The day kicks off with the ceremonial arrival of the freshly-baked pasties - Philps of Hayle, naturally, only the very best for Cornwall's finest - which are carefully packed into the back of the minibus, watching eyes ablaze with hunger and anticipation.

The Cornish Sages - being rugby types they even have a tie to proclaim their identity lest members become confused or lost - are heading for Falmouth, by way of Hayle, Redruth, Camborne and most points west. The enticing smell of the pasties hangs heavily in the minibus like a Mount Bay fog but stoically they resist. These are men of iron and discipline, Cornish "internationals" one and all.

"A bunch of old rugby buggers growing old together who enjoy each other's company," explains the Sages founder, Harvey Richards. "It was the 1991 County Championship miracle that drew us together. The following year I suggested we gather once a month for a pastie and a pint and the Sages were born. First Thursday of the month, rotating around Cornwall's senior clubs. Average age, probably 70 and climbing, though mentally stranded hopelessly in our mid-20s.

"Old age can be great if, like some, you're surrounded by family and friends. But it can be pretty lonely and testing if, like others, you're on your own and in poor health. We all share a passion for Cornwall rugby but we have also developed into an unofficial support group. We keep an eye out for each other and make sure nobody is floundering."

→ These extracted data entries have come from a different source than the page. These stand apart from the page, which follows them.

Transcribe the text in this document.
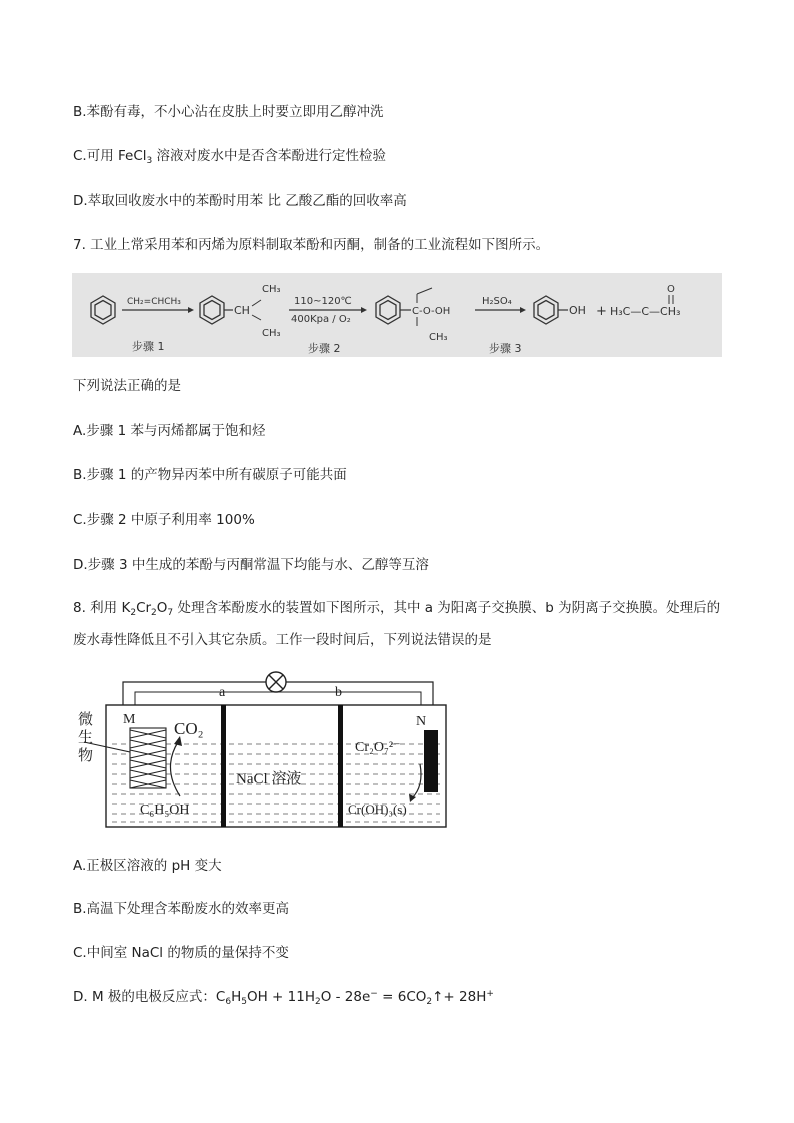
B.苯酚有毒，不小心沾在皮肤上时要立即用乙醇冲洗
C.可用 FeCl$_3$ 溶液对废水中是否含苯酚进行定性检验
D.萃取回收废水中的苯酚时用苯 比 乙酸乙酯的回收率高
7. 工业上常采用苯和丙烯为原料制取苯酚和丙酮，制备的工业流程如下图所示。
CH₂=CHCH₃
步骤 1
CH
CH₃
CH₃
110~120℃
400Kpa / O₂
步骤 2
C-O-OH
CH₃
H₂SO₄
步骤 3
OH + H₃C—C—CH₃
O
下列说法正确的是
A.步骤 1 苯与丙烯都属于饱和烃
B.步骤 1 的产物异丙苯中所有碳原子可能共面
C.步骤 2 中原子利用率 100%
D.步骤 3 中生成的苯酚与丙酮常温下均能与水、乙醇等互溶
8. 利用 $K_2Cr_2O_7$ 处理含苯酚废水的装置如下图所示，其中 a 为阳离子交换膜、b 为阴离子交换膜。处理后的
废水毒性降低且不引入其它杂质。工作一段时间后，下列说法错误的是
a	b
M
微
生
物
CO₂
C₆H₅OH
NaCl 溶液
N
Cr₂O₇²⁻
Cr(OH)₃(s)
A.正极区溶液的 pH 变大
B.高温下处理含苯酚废水的效率更高
C.中间室 NaCl 的物质的量保持不变
D. M 极的电极反应式：$C_6H_5OH + 11H_2O - 28e^-$ = $6CO_2↑+ 28H^+$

Eventually - you can always rely on the Redruth contingent to be late - the bus pitches up at the fading Falmouth clubhouse where the lunchtime session is already under way. Sages, in their infinite wisdom, prefer early starts to 'lock-ins' these days. And they like to know the shortest route to the toilet.

Over in the corner there is John Collins, a sprightly and animated 76 and one of the few Cornishmen to have been capped from a Cornish team, refusing to move to a more fashionable club to further his career. He launches into his set piece and, though you sense one or two of the others may just possibly have heard it before, those around hush for tales of Twickenham and other exotic locations.

"When I first got picked for my England debut, against Ireland, it was all very controversial and didn't the old King himself - George VI, God rest his soul - die the next day. Must have been the shock. Well the game was re-arranged for later in the season and I was left sweating to see if I was still in favour for the next match, up at Murrayfield.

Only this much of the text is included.